I can dream I guess.


----------



## MP2050 (May 1, 2002)

YEah I think U guyz are wasting your time --There doesnt seem to be any convincing of Niss200sx to get rid of that GTR  ...

Oh how I can remember those shameful days  

OH yeah BTW the grill seems to look real clean--I basically did the same but I must admit--It didnt come out as good...
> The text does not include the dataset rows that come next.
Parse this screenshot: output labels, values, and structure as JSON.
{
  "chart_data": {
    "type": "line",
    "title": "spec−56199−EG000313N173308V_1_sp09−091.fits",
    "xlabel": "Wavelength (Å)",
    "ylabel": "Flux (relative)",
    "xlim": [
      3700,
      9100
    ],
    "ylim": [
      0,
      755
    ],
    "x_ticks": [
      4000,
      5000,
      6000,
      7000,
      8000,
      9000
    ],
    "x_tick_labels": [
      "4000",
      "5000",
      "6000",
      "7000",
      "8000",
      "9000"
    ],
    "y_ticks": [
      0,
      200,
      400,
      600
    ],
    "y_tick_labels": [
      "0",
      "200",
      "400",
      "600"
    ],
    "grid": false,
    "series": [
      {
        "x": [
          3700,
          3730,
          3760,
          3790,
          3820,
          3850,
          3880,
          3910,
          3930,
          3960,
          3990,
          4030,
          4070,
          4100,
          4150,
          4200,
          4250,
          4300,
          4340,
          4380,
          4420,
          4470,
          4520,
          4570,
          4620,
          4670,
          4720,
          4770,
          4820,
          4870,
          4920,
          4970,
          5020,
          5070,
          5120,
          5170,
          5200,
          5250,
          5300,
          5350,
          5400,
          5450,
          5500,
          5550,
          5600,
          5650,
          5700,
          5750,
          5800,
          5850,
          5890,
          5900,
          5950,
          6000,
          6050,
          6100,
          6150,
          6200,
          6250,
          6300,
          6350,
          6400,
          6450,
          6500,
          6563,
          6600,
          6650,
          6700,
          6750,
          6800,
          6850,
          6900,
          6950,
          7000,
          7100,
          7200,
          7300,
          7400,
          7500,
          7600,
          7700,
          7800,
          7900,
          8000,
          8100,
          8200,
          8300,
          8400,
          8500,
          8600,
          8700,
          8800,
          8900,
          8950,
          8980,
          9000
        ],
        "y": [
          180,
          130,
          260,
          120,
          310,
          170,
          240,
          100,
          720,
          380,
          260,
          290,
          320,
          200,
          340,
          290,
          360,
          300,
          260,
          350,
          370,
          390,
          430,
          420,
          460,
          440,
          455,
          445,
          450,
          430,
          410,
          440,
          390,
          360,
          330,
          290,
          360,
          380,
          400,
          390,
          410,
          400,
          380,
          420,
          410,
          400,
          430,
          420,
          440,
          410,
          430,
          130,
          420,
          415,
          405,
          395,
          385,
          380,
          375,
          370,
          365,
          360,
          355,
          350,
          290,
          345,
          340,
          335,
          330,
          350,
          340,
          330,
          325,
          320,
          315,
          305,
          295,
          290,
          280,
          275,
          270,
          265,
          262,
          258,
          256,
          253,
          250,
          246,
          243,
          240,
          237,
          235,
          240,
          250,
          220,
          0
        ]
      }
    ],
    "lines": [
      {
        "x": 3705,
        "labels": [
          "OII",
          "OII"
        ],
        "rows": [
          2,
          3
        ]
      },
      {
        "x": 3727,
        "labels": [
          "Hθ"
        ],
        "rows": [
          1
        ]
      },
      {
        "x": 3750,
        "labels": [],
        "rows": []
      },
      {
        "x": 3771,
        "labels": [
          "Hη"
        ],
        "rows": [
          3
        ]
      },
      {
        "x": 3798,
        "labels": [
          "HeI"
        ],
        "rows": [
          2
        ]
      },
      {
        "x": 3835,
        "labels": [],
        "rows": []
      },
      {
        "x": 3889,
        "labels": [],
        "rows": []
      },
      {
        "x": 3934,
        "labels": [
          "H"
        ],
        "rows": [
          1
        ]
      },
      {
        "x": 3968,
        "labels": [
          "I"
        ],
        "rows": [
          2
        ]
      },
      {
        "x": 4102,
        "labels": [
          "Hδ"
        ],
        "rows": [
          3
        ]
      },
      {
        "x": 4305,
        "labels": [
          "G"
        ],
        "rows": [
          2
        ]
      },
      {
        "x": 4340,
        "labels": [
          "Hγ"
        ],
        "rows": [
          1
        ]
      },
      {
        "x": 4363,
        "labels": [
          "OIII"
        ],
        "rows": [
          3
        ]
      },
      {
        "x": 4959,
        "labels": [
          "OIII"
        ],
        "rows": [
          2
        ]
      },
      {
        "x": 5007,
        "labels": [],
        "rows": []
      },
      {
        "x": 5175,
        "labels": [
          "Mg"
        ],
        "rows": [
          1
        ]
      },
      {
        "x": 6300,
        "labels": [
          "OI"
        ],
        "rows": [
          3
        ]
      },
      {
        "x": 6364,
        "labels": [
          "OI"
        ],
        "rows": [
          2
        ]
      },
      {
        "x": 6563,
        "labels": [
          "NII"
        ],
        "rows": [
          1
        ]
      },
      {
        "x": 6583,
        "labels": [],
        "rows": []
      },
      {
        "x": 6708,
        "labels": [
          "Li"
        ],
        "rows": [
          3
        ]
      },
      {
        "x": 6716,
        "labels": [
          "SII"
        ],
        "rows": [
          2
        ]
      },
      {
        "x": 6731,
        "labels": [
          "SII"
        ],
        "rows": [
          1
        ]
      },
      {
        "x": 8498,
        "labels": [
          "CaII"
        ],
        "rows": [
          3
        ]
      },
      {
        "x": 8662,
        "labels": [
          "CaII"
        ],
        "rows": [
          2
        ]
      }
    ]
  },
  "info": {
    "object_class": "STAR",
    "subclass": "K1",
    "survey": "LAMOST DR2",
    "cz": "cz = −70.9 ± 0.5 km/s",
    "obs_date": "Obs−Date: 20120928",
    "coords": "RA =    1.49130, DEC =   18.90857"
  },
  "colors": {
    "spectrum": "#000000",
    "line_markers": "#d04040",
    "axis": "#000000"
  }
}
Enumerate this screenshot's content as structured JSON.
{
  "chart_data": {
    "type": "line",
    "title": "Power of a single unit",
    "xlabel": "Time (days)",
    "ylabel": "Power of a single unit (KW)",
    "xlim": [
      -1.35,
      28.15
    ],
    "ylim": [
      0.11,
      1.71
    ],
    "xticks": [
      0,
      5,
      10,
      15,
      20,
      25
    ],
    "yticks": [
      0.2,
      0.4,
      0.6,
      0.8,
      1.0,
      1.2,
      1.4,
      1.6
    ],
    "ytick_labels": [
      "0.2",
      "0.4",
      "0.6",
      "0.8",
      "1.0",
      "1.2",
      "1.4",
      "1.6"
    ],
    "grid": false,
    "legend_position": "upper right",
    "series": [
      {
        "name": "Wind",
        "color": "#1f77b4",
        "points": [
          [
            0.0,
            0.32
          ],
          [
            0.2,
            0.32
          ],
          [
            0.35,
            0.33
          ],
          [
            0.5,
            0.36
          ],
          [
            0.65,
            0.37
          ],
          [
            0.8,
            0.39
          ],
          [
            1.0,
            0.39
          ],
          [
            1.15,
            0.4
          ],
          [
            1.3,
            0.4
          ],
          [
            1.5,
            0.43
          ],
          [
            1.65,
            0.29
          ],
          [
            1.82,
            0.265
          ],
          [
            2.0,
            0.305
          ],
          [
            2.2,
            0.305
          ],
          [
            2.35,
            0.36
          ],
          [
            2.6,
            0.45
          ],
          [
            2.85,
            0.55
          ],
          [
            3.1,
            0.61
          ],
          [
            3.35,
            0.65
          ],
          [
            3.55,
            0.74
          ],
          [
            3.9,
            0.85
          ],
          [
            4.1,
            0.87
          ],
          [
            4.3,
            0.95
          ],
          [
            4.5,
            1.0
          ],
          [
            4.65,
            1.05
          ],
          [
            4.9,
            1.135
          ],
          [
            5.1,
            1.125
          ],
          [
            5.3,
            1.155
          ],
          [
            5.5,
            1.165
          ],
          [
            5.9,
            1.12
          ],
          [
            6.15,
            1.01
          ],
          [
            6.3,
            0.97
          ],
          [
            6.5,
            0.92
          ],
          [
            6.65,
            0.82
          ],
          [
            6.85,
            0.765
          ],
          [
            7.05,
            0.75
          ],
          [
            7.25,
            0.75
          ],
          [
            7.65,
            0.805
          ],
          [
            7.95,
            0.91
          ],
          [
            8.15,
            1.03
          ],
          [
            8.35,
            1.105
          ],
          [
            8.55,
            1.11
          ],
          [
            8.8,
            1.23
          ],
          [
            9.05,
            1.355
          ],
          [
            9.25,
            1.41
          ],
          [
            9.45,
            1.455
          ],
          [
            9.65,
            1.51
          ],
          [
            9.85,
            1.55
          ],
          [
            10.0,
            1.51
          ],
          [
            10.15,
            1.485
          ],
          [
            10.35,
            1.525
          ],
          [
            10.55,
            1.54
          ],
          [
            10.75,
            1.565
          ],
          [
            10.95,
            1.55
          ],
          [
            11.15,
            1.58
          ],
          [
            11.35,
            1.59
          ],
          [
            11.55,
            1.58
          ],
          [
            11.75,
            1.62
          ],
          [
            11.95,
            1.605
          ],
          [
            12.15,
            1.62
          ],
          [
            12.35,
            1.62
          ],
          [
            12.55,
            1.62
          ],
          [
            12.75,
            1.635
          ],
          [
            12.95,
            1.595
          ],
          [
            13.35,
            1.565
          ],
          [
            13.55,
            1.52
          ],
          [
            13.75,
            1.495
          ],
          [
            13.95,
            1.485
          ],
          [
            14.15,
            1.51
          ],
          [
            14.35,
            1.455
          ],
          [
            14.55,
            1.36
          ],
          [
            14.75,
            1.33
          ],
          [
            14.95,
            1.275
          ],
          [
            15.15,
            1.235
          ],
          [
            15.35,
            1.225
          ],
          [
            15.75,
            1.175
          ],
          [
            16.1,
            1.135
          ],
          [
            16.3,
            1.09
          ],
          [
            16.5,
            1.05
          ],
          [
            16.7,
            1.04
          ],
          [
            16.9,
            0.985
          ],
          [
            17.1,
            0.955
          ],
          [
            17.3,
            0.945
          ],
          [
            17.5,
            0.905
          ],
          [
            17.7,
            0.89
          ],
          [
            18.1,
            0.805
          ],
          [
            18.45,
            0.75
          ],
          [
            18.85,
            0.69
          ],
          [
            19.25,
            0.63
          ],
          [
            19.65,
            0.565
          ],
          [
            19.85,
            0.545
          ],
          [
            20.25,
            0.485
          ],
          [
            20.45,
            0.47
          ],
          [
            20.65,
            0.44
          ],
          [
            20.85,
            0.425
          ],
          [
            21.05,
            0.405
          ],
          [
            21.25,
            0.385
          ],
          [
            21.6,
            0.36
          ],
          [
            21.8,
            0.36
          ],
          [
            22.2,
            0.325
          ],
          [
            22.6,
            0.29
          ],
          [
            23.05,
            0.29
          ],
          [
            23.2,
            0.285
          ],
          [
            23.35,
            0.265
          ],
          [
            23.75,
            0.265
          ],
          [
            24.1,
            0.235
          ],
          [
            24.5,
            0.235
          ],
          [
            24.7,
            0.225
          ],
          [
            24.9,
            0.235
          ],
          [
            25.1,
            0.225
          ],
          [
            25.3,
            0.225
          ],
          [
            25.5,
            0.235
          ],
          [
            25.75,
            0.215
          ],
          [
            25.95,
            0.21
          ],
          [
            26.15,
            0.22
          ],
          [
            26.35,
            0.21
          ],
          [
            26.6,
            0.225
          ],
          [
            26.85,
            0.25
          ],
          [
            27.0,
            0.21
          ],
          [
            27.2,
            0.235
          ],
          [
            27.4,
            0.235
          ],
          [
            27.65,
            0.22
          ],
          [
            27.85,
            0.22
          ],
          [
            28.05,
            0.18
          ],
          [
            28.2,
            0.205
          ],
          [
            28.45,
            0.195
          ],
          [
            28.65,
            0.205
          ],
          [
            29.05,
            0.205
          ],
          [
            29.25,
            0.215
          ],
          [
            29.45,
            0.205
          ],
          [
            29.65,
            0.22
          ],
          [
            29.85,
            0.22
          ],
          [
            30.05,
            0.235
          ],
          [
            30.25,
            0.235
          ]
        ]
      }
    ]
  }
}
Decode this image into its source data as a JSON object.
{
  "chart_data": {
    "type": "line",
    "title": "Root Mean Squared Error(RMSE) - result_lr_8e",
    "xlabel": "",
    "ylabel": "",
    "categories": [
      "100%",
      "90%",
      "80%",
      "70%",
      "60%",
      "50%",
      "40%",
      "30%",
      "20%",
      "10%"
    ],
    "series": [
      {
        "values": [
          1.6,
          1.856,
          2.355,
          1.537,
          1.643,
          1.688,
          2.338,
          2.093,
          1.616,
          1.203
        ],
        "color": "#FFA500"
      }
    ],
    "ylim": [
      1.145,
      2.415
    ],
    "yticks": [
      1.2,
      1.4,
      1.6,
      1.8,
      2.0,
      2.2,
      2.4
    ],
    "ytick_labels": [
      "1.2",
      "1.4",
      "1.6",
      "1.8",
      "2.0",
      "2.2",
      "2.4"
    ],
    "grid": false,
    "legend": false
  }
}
I tell u wut though Ill take my less than perfect homemade grill minus a GTR emblem over yours wit one (hint-hint)


----------



## Niss200SXGTR (May 31, 2002)

lol, finally SOMEONE GETS IT!!!. im never gettin rid of the GTR, i will be the only GTR nissan 200SX in the world!.. except any other 200 that packs a GtR emblem.. but, i LIKE the emblem! So


----------



## LIUSPEED (May 29, 2002)

i like that GTR Logo.. but since niss already got them i dont want them no more.. i rather stick NISMO decal on there if i get one.


----------



## Niss200SXGTR (May 31, 2002)

hmmm good idea. a nismo badge.. maybe one of them limited edition nissan ones?


----------



## LIUSPEED (May 29, 2002)

hmm.. i dont like da circle one but i just want the words nismo.. look better.. circle one look kinda uhm.. sorry to say but not as mean.


----------



## Guest (Aug 8, 2002)

Keep it the way it is. Looks great. What is that made out of? Fiberglass? Oh yeah... you gonna have to kill me.


----------



## Niss200SXGTR (May 31, 2002)

*cocks his shotgun*.. well.. its made out of fiberglass yes, *BOOM*


----------



## Ninety-Nine SE-L (May 5, 2002)

did you make the border yourself or are they from a stock grill (that you modified).


----------



## UnderDog (Jul 14, 2002)

Those are cute. I could replace my LE badges with them on the front quarterpanels.


----------



## LIUSPEED (May 29, 2002)

*

add 12 dollars and get a shirt with the grill !!

*


----------